The main aspects of such an appeal system are:

  • An Aviation Appeal Tribunal would introduce a change from the present regulatory framework of the Medical Convenor system or District Court appeal, to a fairer and more transparent, independent tribunal system.
  • An Aviation Appeal Tribunal must be a quasi-judicial body to provide for an independent process of review of administrative and enforcement actions — including the suspension, cancellation, refusal to renew, or the refusal to issue or amend documents of entitlement.
  • The Tribunal would provide a system within which hearings can be scheduled and conducted promptly, fairly and informally.
  • The Tribunal must have jurisdiction in respect of reviews and appeals as expressly provided for under the Civil Aviation Act. This is why changes to the Bill are required.

The Tribunal would report to Parliament, and a crucial feature would be its independence from any government department.
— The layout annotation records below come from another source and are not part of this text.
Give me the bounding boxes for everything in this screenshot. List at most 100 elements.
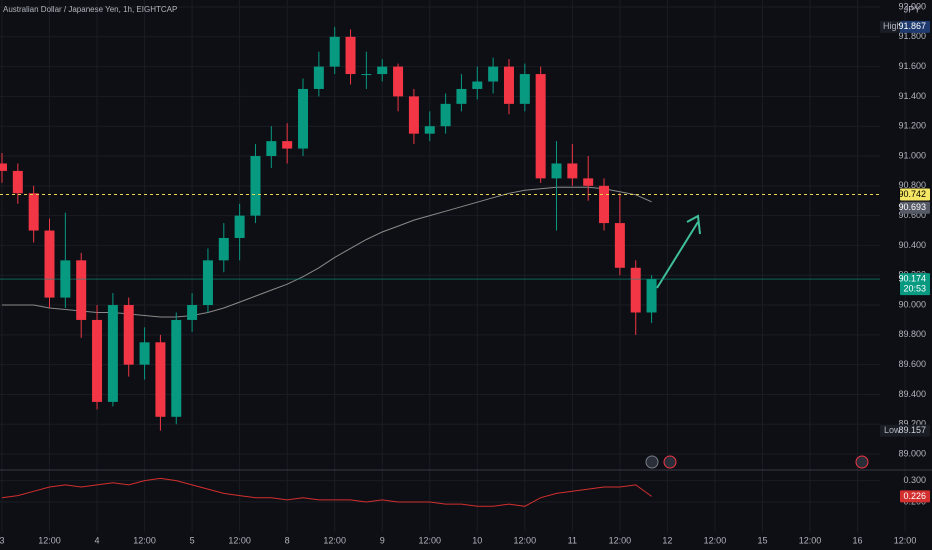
high-value: 91.867 (898, 21, 926, 31)
oscillator-value: 0.226 (903, 491, 926, 501)
candle-body (298, 88, 309, 149)
y-tick-label: 89.600 (898, 359, 926, 369)
candle-body (551, 163, 562, 179)
y-tick-label: 90.800 (898, 180, 926, 190)
candle-body (234, 215, 245, 238)
candle-body (28, 193, 39, 231)
high-value-box (900, 20, 930, 33)
candle-body (123, 305, 134, 365)
x-tick-label: 5 (190, 535, 195, 545)
candle-body (44, 230, 55, 298)
currency-label: JPY (904, 4, 921, 14)
marks (0, 26, 657, 507)
x-tick-label: 10 (472, 535, 482, 545)
countdown: 20:53 (903, 283, 926, 293)
candle-body (107, 305, 118, 402)
candle-body (92, 319, 103, 402)
last-price-box (900, 273, 930, 296)
candle-body (202, 260, 213, 306)
candle-body (187, 305, 198, 320)
y-tick-label: 89.800 (898, 329, 926, 339)
x-tick-label: 12:00 (228, 535, 251, 545)
x-tick-label: 8 (285, 535, 290, 545)
candle-body (567, 163, 578, 179)
candle-body (266, 141, 277, 157)
y-tick-label: 89.400 (898, 389, 926, 399)
candle-body (646, 279, 657, 313)
x-tick-label: 12:00 (323, 535, 346, 545)
candle-body (250, 156, 261, 216)
x-tick-label: 12:00 (704, 535, 727, 545)
chart-title: Australian Dollar / Japanese Yen, 1h, EI… (3, 5, 177, 14)
x-tick-label: 3 (0, 535, 4, 545)
candle-body (218, 237, 229, 261)
forecast-arrow (656, 221, 699, 289)
candle-body (408, 96, 419, 134)
y-tick-label: 0.300 (903, 475, 926, 485)
alert-value-box (900, 188, 930, 201)
candle-body (456, 88, 467, 104)
x-tick-label: 12:00 (418, 535, 441, 545)
candle-body (472, 81, 483, 89)
candle-body (488, 66, 499, 82)
x-tick-label: 12 (662, 535, 672, 545)
oscillator-line (1, 477, 652, 507)
candle-body (377, 66, 388, 75)
candle-body (155, 342, 166, 417)
event-icon[interactable] (645, 455, 659, 469)
x-tick-label: 12:00 (799, 535, 822, 545)
candle-body (393, 66, 404, 97)
y-tick-label: 91.000 (898, 150, 926, 160)
candle-body (76, 260, 87, 320)
candle-body (329, 36, 340, 67)
high-tag: High (883, 21, 902, 31)
high-tag-box (880, 20, 900, 33)
y-tick-label: 91.800 (898, 31, 926, 41)
low-value: 89.157 (898, 425, 926, 435)
y-tick-label: 89.000 (898, 448, 926, 458)
low-tag-box (880, 424, 900, 437)
low-tag: Low (884, 425, 901, 435)
candle-body (313, 66, 324, 89)
candle-body (171, 319, 182, 417)
candle-body (630, 267, 641, 313)
y-tick-label: 89.200 (898, 419, 926, 429)
arrow-head (686, 214, 701, 235)
ma-value-box (900, 201, 930, 214)
x-tick-label: 12:00 (38, 535, 61, 545)
candle-body (535, 74, 546, 179)
y-tick-label: 91.600 (898, 61, 926, 71)
candle-body (614, 223, 625, 268)
x-tick-label: 16 (853, 535, 863, 545)
x-tick-label: 9 (380, 535, 385, 545)
alert-value: 90.742 (898, 189, 926, 199)
candle-body (12, 170, 23, 194)
candle-body (139, 342, 150, 365)
candle-body (361, 74, 372, 76)
ma-value: 90.693 (898, 202, 926, 212)
candle-body (0, 163, 7, 171)
candle-body (282, 141, 293, 149)
candle-body (440, 103, 451, 127)
x-tick-label: 15 (757, 535, 767, 545)
y-tick-label: 90.000 (898, 299, 926, 309)
y-tick-label: 91.400 (898, 91, 926, 101)
y-tick-label: 92.000 (898, 1, 926, 11)
grid (0, 0, 906, 532)
y-tick-label: 90.600 (898, 210, 926, 220)
x-tick-label: 12:00 (609, 535, 632, 545)
candle-body (519, 74, 530, 104)
candle-body (583, 178, 594, 186)
candle-body (503, 66, 514, 104)
candle-body (599, 185, 610, 224)
oscillator-value-box (900, 490, 930, 503)
y-tick-label: 91.200 (898, 121, 926, 131)
last-price: 90.174 (898, 273, 926, 283)
x-tick-label: 12:00 (514, 535, 537, 545)
event-icon[interactable] (663, 455, 677, 469)
x-tick-label: 11 (568, 535, 577, 545)
x-tick-label: 4 (95, 535, 100, 545)
candle-body (345, 36, 356, 75)
event-icon[interactable] (855, 455, 869, 469)
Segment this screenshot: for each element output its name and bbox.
Dave Armstrong: A victim of CAA overkill

Key questions are: Will the Ministry of Transport object to this concept, claiming it undermines the CAA Director’s almost-universal power? Or would it entertain the possibility that CAA Directors are fallible, and consider whether some sections of the Civil Aviation Act as currently constituted may conflict with the Human Rights Act of 1993?

And do the Ministry bureaucrats and their CAA apparatchiks truly believe that their professed ultra-risk-averse approach is perfectly refined, given the history – including the damage done by the CAA to airline pilot Graham Lindsay (falsely accused of being mentally unstable)? Or Dave Armstrong, the Kaikoura helicopter pilot who risked his life in an emergency operation to save two trampers, only to be prosecuted by the CAA and convicted in 2015, simply because his medical paperwork was not in order?